Branding – now and then
Branding came along way since the days of burning identifying marks on cattle or criminals. Today the term has evolved to mean, in a very general sense, the attachment of emotional characteristics to a product, a person, or anything that is marketable. In fact, you can brand practically anything; from the smallest of things, to the largest of things, from innate objects, to people, groups or even entire nations and countries. Just think of what emotions come to mind when you think of Italy for example, or France, George Bush, facebook, twitter or anything else you would like. A good branding campaign is one whose end result is the triggering of a specified feeling or emotion in a target audience. Branding is not only communicating messages to audiences it is much more than that. Branding is turning a rational purchasing decision into an emotional decision.
Early theories of communication have suggested that audiences are passive consumers. Such theories include the “hyperdermic needle”, “two step flow” and others. These theories did not view audiences as active participants in the flow of messages from producers to consumers. Between the 1940’s to the 1960’s during the age of Fordism (Systems of mass production, standardization and consumption) segmentation of consumers was not something marketers took into consideration (barring the distinction between women and men). Segments just did not exist. Marketers and advertisers did not see any difference between women, or between men. In the eve of mass production everything looked like everything else. Consumers were viewed as passive, just taking in whatever was placed in front of them.
With the rise of segmented marketing, niche media channels, social networks and other forms of new media, in the mid to late 20th century, branding has become more challenging. More so in the age of informationalism. Consumers are said to be more active, aware, smart, segmented. We are still living in a mass production and mass consumption society, the challenge is to make the same product different. Not only making the same product appear different, but also adhere to the needs and wants of specific target audiences.

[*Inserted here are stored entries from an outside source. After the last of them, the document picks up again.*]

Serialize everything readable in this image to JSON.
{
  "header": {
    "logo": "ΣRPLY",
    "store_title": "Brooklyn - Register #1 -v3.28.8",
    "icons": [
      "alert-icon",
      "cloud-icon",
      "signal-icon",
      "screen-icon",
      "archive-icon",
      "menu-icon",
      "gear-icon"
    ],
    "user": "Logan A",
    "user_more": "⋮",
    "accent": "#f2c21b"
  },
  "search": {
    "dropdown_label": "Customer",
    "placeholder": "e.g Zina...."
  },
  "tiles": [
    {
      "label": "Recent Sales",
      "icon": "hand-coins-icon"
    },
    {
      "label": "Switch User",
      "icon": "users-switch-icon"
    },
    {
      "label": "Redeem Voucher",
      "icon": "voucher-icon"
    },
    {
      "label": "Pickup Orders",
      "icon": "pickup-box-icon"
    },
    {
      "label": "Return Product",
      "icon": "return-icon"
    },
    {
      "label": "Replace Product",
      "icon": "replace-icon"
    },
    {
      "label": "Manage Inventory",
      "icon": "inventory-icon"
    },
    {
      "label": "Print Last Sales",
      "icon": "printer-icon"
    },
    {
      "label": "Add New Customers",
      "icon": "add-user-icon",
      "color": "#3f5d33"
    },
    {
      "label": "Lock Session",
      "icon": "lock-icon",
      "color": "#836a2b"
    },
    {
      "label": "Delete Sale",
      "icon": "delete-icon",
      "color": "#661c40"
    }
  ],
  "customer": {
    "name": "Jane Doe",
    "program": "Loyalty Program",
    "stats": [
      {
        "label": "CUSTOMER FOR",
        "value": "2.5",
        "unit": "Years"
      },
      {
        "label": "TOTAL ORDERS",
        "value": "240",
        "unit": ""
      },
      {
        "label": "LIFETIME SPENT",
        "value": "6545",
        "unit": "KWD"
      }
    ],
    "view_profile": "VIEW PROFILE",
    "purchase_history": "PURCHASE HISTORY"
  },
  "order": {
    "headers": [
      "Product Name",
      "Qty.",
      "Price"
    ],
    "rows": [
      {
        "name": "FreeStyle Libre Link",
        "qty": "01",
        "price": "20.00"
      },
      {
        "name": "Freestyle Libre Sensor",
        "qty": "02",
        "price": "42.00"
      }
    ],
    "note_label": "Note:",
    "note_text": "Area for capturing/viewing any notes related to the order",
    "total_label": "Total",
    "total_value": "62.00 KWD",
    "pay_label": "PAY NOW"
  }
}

it’s clear that marketing and branding campaigns have progressed through the years. It has been integrated into the daily lives of consumers. There are much more options and choices available to us today, it’s enough just to look at the selection of drinking water or pop drinks that are available at your local store. Each brand is promising a different experience in taste, feeling, or even life changing events. schweppes is telling tis consumer to “drink different” for example, or Coca Cola in recent campaigns are selling consumers happiness and freedom with each bottle sold. Both are pop drinks, both promising a completely different experience to a completely different target audience.
So what has changed from the past? Branding, in essence, still remained the same, all you need to look at are the different advertisements from the 40’s to the 60’s and compare them to advertisements from the 90’s and oo’s, and see what advertisers are promising consumers. What has changed is the size and number of markets. We, as the consumers of the 21st century, are much more segmented. Advertisers have to decide to which segment they are catering, what emotions to trigger in each segment and how to create a uniform language between the products they are advertising under the same brand. In his 2009 book Buying In: The Secret Dialogue Between What We Buy and Who We Are Rob Walker is arguing that although we think of ourselves as “smart consumers” we are still very much affected by branding. Advertisers and marketers are hard at work making fantasy appear as reality, substituting reason with emotions and it seems to be working. Have we, as consumers, changed since the 1940’s and 50’s? Maybe we have been segmented but it is clear that we are still affected by the fantasy world created by advertisers and marketers.